Além da jurisdição de caráter mercantilista dos órgãos do MERCOSUL, tem- se também, no âmbito das Américas, a jurisdição de direitos humanos exercida pela Comissão e pela Corte Interamericana de Direitos Humanos, órgãos da Organização dos Estados Americanos (OEA). Referidos órgãos foram instituídos pela Convenção

Americana sobre Direitos Humanos, também conhecida como Pacto de San José da Costa Rica, de 1969, e destinam-se ao cumprimento dos objetivos traçados pela Declaração Americana de Direitos e Deveres do Homem, de 1948, editada juntamente à Carta fundacional da OEA (ACCIOLY; SILVA; CASELLA, 2009).

A Comissão Interamericana tem sede em Washington, nos EUA, enquanto que a Corte é sediada em San José, na Costa Rica. Diferentemente da Corte, cuja jurisdição deve ser reconhecida pelos países signatários da Convenção Americana de Direitos Humanos, a Comissão possui competência de atuação frente a todos os Estados signatários da Convenção com relação à observância aos direitos nela previstos, bem como está disponível para acesso direto de indivíduos e instituições não-governamentais através de seu sistema de petições. Contudo, a Comissão é destinada apenas a receber as petições e as denúncias de violações de direitos humanos previstos na Convenção, limitando-se a analisar acerca da admissibilidade da queixa à Corte e emitindo resoluções sem força de sentença (BERNARDES; VENTURA, 2012).

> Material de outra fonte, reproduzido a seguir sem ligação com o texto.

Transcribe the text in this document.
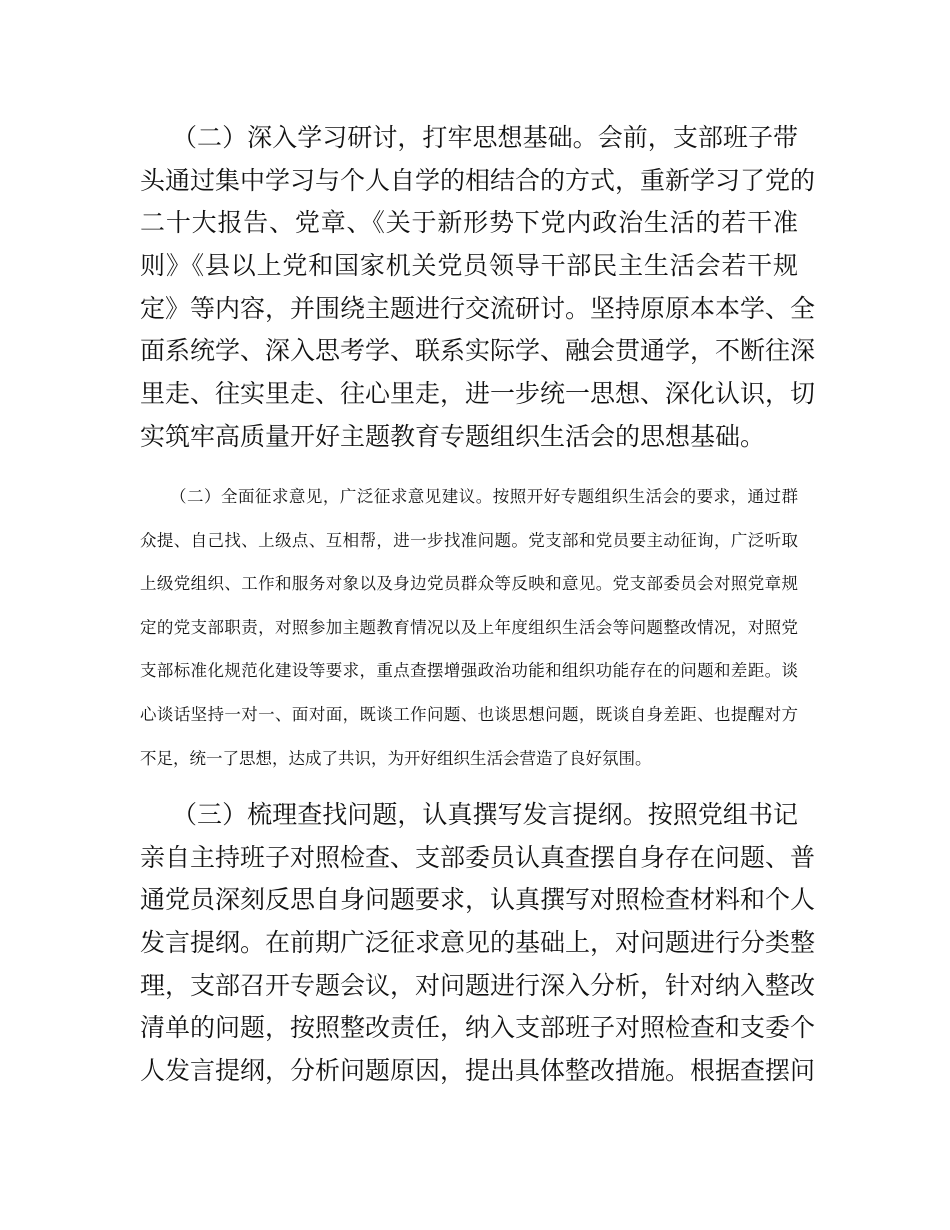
（二）深入学习研讨，打牢思想基础。会前，支部班子带
头通过集中学习与个人自学的相结合的方式，重新学习了党的
二十大报告、党章、《关于新形势下党内政治生活的若干准
则》《县以上党和国家机关党员领导干部民主生活会若干规
定》等内容，并围绕主题进行交流研讨。坚持原原本本学、全
面系统学、深入思考学、联系实际学、融会贯通学，不断往深
里走、往实里走、往心里走，进一步统一思想、深化认识，切
实筑牢高质量开好主题教育专题组织生活会的思想基础。
（二）全面征求意见，广泛征求意见建议。按照开好专题组织生活会的要求，通过群
众提、自己找、上级点、互相帮，进一步找准问题。党支部和党员要主动征询，广泛听取
上级党组织、工作和服务对象以及身边党员群众等反映和意见。党支部委员会对照党章规
定的党支部职责，对照参加主题教育情况以及上年度组织生活会等问题整改情况，对照党
支部标准化规范化建设等要求，重点查摆增强政治功能和组织功能存在的问题和差距。谈
心谈话坚持一对一、面对面，既谈工作问题、也谈思想问题，既谈自身差距、也提醒对方
不足，统一了思想，达成了共识，为开好组织生活会营造了良好氛围。
（三）梳理查找问题，认真撰写发言提纲。按照党组书记
亲自主持班子对照检查、支部委员认真查摆自身存在问题、普
通党员深刻反思自身问题要求，认真撰写对照检查材料和个人
发言提纲。在前期广泛征求意见的基础上，对问题进行分类整
理，支部召开专题会议，对问题进行深入分析，针对纳入整改
清单的问题，按照整改责任，纳入支部班子对照检查和支委个
人发言提纲，分析问题原因，提出具体整改措施。根据查摆问
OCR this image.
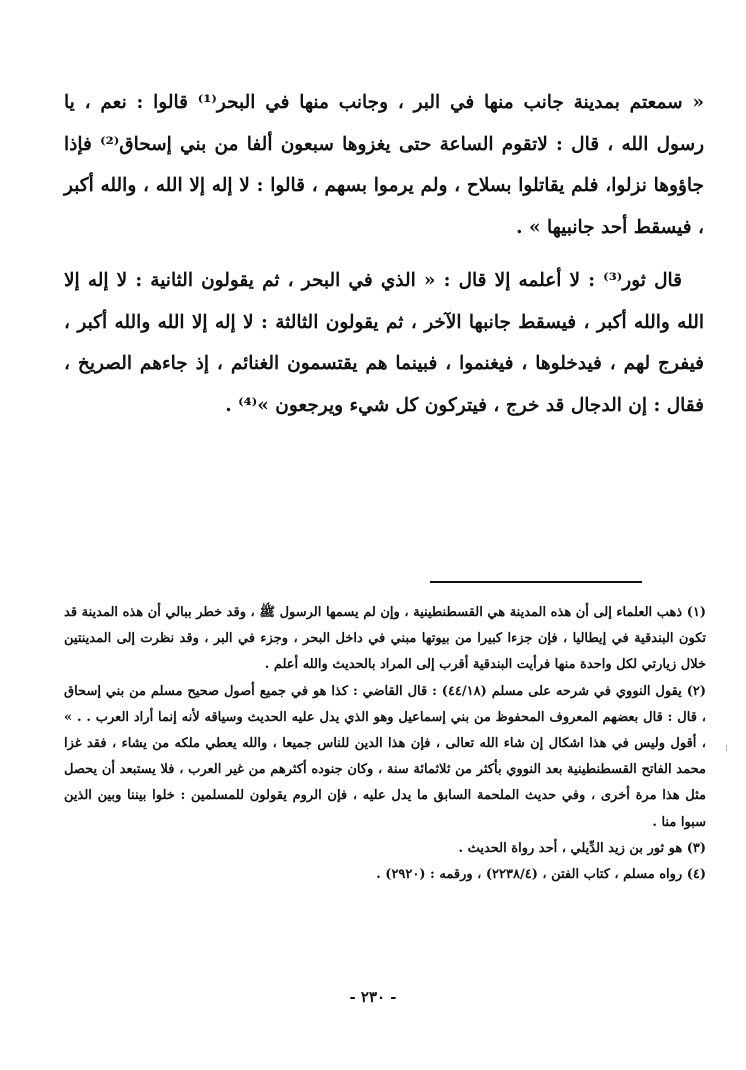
« سمعتم بمدينة جانب منها في البر ، وجانب منها في البحر⁽¹⁾ قالوا : نعم ، يا رسول الله ، قال : لاتقوم الساعة حتى يغزوها سبعون ألفا من بني إسحاق⁽²⁾ فإذا جاؤوها نزلوا، فلم يقاتلوا بسلاح ، ولم يرموا بسهم ، قالوا : لا إله إلا الله ، والله أكبر ، فيسقط أحد جانبيها » .

قال ثور⁽³⁾ : لا أعلمه إلا قال : « الذي في البحر ، ثم يقولون الثانية : لا إله إلا الله والله أكبر ، فيسقط جانبها الآخر ، ثم يقولون الثالثة : لا إله إلا الله والله أكبر ، فيفرج لهم ، فيدخلوها ، فيغنموا ، فبينما هم يقتسمون الغنائم ، إذ جاءهم الصريخ ، فقال : إن الدجال قد خرج ، فيتركون كل شيء ويرجعون »⁽⁴⁾ .

(١) ذهب العلماء إلى أن هذه المدينة هي القسطنطينية ، وإن لم يسمها الرسول ﷺ ، وقد خطر ببالي أن هذه المدينة قد تكون البندقية في إيطاليا ، فإن جزءا كبيرا من بيوتها مبني في داخل البحر ، وجزء في البر ، وقد نظرت إلى المدينتين خلال زيارتي لكل واحدة منها فرأيت البندقية أقرب إلى المراد بالحديث والله أعلم .

(٢) يقول النووي في شرحه على مسلم (٤٤/١٨) : قال القاضي : كذا هو في جميع أصول صحيح مسلم من بني إسحاق ، قال : قال بعضهم المعروف المحفوظ من بني إسماعيل وهو الذي يدل عليه الحديث وسياقه لأنه إنما أراد العرب . . » ، أقول وليس في هذا اشكال إن شاء الله تعالى ، فإن هذا الدين للناس جميعا ، والله يعطي ملكه من يشاء ، فقد غزا محمد الفاتح القسطنطينية بعد النووي بأكثر من ثلاثمائة سنة ، وكان جنوده أكثرهم من غير العرب ، فلا يستبعد أن يحصل مثل هذا مرة أخرى ، وفي حديث الملحمة السابق ما يدل عليه ، فإن الروم يقولون للمسلمين : خلوا بيننا وبين الذين سبوا منا .

(٣) هو ثور بن زيد الدِّيلي ، أحد رواة الحديث .

(٤) رواه مسلم ، كتاب الفتن ، (٢٢٣٨/٤) ، ورقمه : (٢٩٢٠) .

⁝
- ٢٣٠ -
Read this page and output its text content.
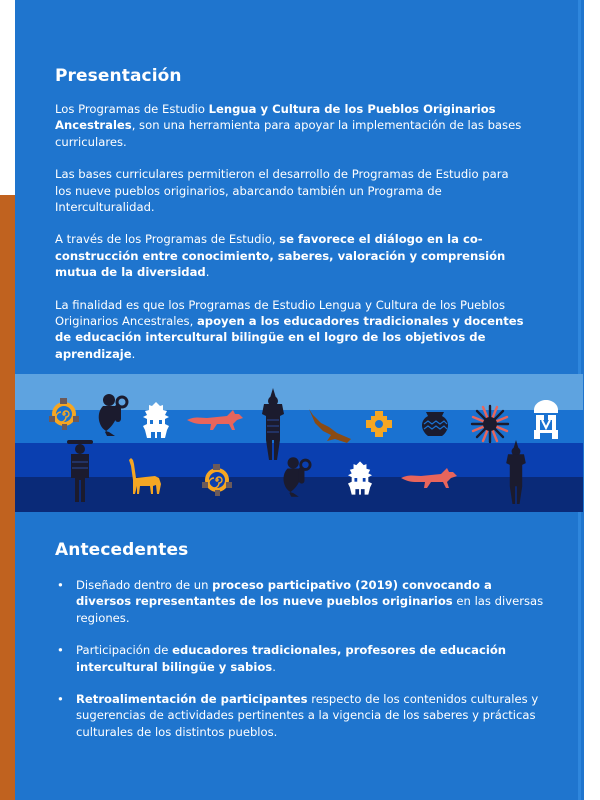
Presentación

Los Programas de Estudio Lengua y Cultura de los Pueblos Originarios Ancestrales, son una herramienta para apoyar la implementación de las bases curriculares.

Las bases curriculares permitieron el desarrollo de Programas de Estudio para los nueve pueblos originarios, abarcando también un Programa de Interculturalidad.

A través de los Programas de Estudio, se favorece el diálogo en la co-construcción entre conocimiento, saberes, valoración y comprensión mutua de la diversidad.

La finalidad es que los Programas de Estudio Lengua y Cultura de los Pueblos Originarios Ancestrales, apoyen a los educadores tradicionales y docentes de educación intercultural bilingüe en el logro de los objetivos de aprendizaje.

Antecedentes
• Diseñado dentro de un proceso participativo (2019) convocando a diversos representantes de los nueve pueblos originarios en las diversas regiones.
• Participación de educadores tradicionales, profesores de educación intercultural bilingüe y sabios.
• Retroalimentación de participantes respecto de los contenidos culturales y sugerencias de actividades pertinentes a la vigencia de los saberes y prácticas culturales de los distintos pueblos.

A Corte Interamericana de Direitos Humanos, por seu turno, detém a função de julgar os casos remetidos pela Comissão, responsabilizando os Estados processados. A Corte é constituída por sete juízes nacionais de Estados-membros da OEA e possui também competência consultiva, editando pareceres, a requerimento de órgãos e países da OEA, acerca da interpretação de tratados interamericanos e da própria Convenção Americana de Direitos Humanos. Sua jurisdição, contudo, deve ser reconhecida pelos países membros para que seja declarada a responsabilidade do Estado pelo ato denunciado (ALGAYER; NOSCHANG, 2012).

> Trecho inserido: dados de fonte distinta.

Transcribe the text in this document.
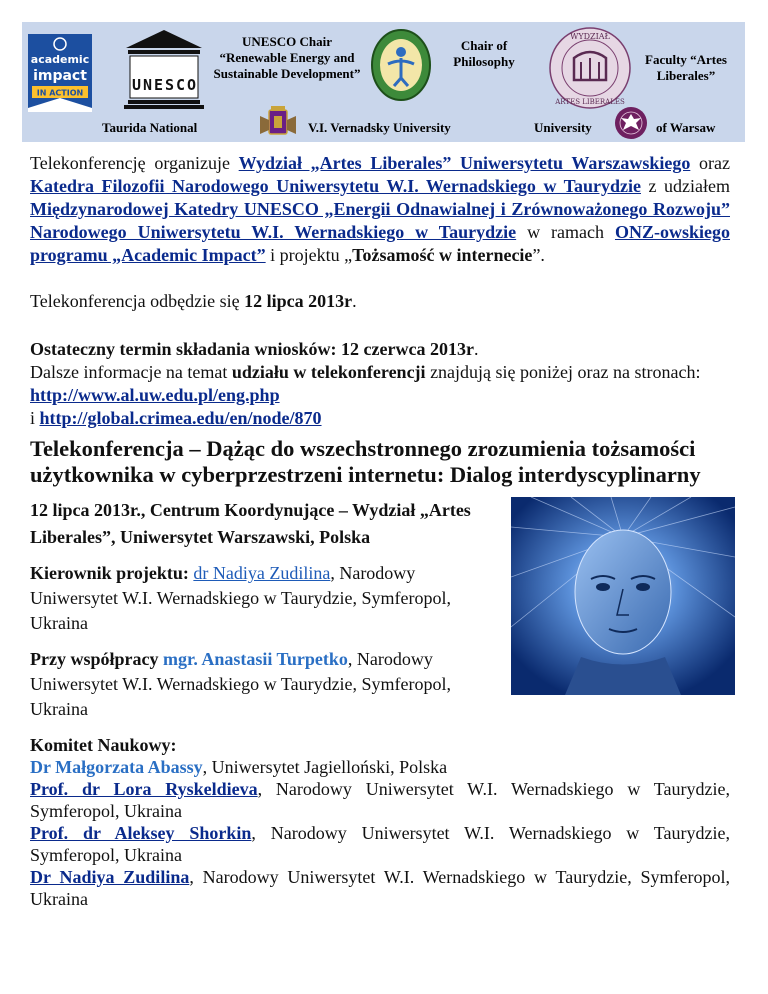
academic
impact
IN ACTION	UNESCO
UNESCO Chair “Renewable Energy and Sustainable Development”
Chair of Philosophy
WYDZIAŁ
ARTES LIBERALES
Faculty “Artes Liberales”
Taurida National	V.I. Vernadsky University	University	of Warsaw
Telekonferencję organizuje Wydział „Artes Liberales” Uniwersytetu Warszawskiego oraz Katedra Filozofii Narodowego Uniwersytetu W.I. Wernadskiego w Taurydzie z udziałem Międzynarodowej Katedry UNESCO „Energii Odnawialnej i Zrównoważonego Rozwoju” Narodowego Uniwersytetu W.I. Wernadskiego w Taurydzie w ramach ONZ-owskiego programu „Academic Impact” i projektu „Tożsamość w internecie”.
Telekonferencja odbędzie się 12 lipca 2013r.
Ostateczny termin składania wniosków: 12 czerwca 2013r.
Dalsze informacje na temat udziału w telekonferencji znajdują się poniżej oraz na stronach:
http://www.al.uw.edu.pl/eng.php
i http://global.crimea.edu/en/node/870
Telekonferencja – Dążąc do wszechstronnego zrozumienia tożsamości użytkownika w cyberprzestrzeni internetu: Dialog interdyscyplinarny
12 lipca 2013r., Centrum Koordynujące – Wydział „Artes Liberales”, Uniwersytet Warszawski, Polska
Kierownik projektu: dr Nadiya Zudilina, Narodowy Uniwersytet W.I. Wernadskiego w Taurydzie, Symferopol, Ukraina
Przy współpracy mgr. Anastasii Turpetko, Narodowy Uniwersytet W.I. Wernadskiego w Taurydzie, Symferopol, Ukraina
Komitet Naukowy:
Dr Małgorzata Abassy, Uniwersytet Jagielloński, Polska
Prof. dr Lora Ryskeldieva, Narodowy Uniwersytet W.I. Wernadskiego w Taurydzie, Symferopol, Ukraina
Prof. dr Aleksey Shorkin, Narodowy Uniwersytet W.I. Wernadskiego w Taurydzie, Symferopol, Ukraina
Dr Nadiya Zudilina, Narodowy Uniwersytet W.I. Wernadskiego w Taurydzie, Symferopol, Ukraina
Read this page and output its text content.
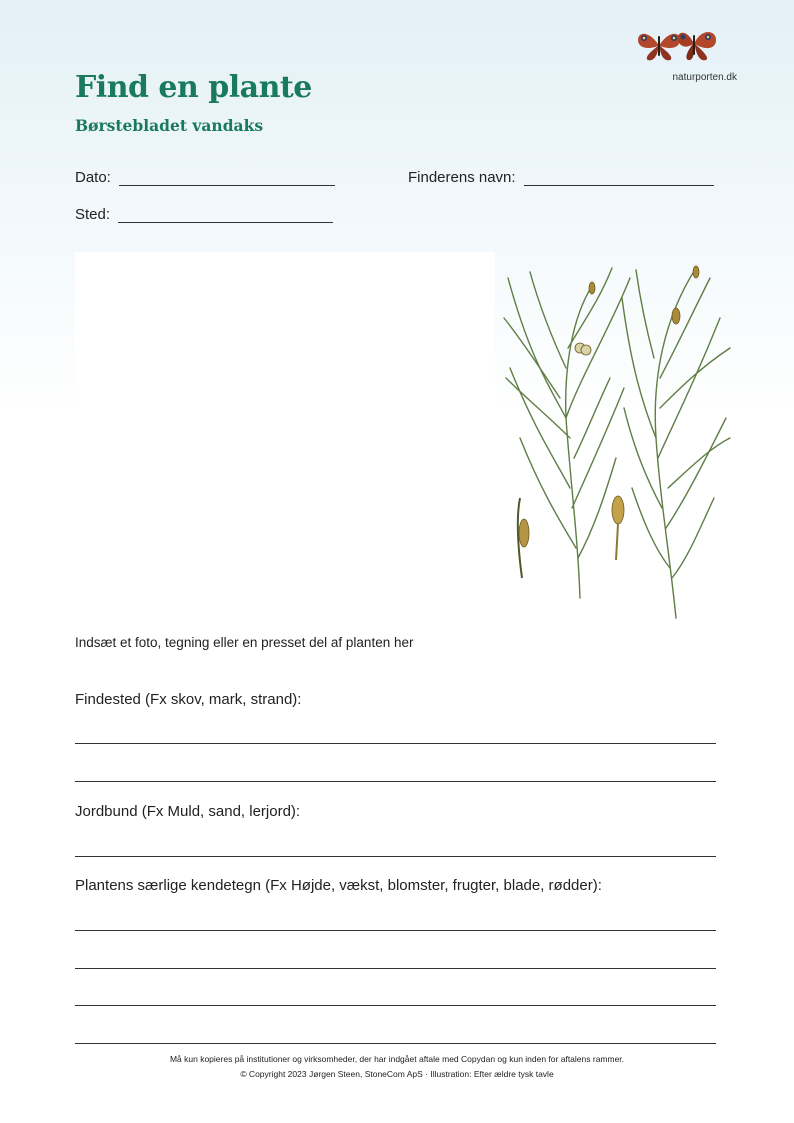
naturporten.dk
Find en plante
Børstebladet vandaks
Dato:	Finderens navn:
Sted:
Indsæt et foto, tegning eller en presset del af planten her
Findested (Fx skov, mark, strand):
Jordbund (Fx Muld, sand, lerjord):
Plantens særlige kendetegn (Fx Højde, vækst, blomster, frugter, blade, rødder):
Må kun kopieres på institutioner og virksomheder, der har indgået aftale med Copydan og kun inden for aftalens rammer.
© Copyright 2023 Jørgen Steen, StoneCom ApS · Illustration: Efter ældre tysk tavle
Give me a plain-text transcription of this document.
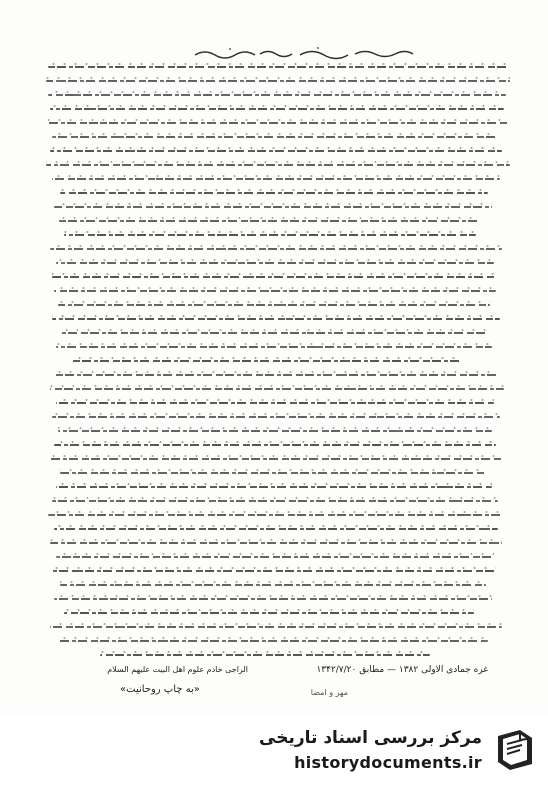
غره جمادی الاولی ۱۳۸۲ — مطابق ۱۳۴۲/۷/۲۰
الراجی خادم علوم اهل البیت علیهم السلام
«به چاپ روحانیت»	مهر و امضا
مرکز بررسی اسناد تاریخی
historydocuments.ir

A Corte Interamericana de Direitos Humanos representa um tipo de corte internacional semelhante ao que era a Corte Europeia de Direitos Humanos antes da edição do Protocolo n. 11, tendo em vista a existência do juízo de admissibilidade por meio da Comissão. No entanto, diferentemente da versão anterior CEDH, a Comissão Interamericana é apta a receber denúncias individuais de litigantes privados (ALTER, 2014).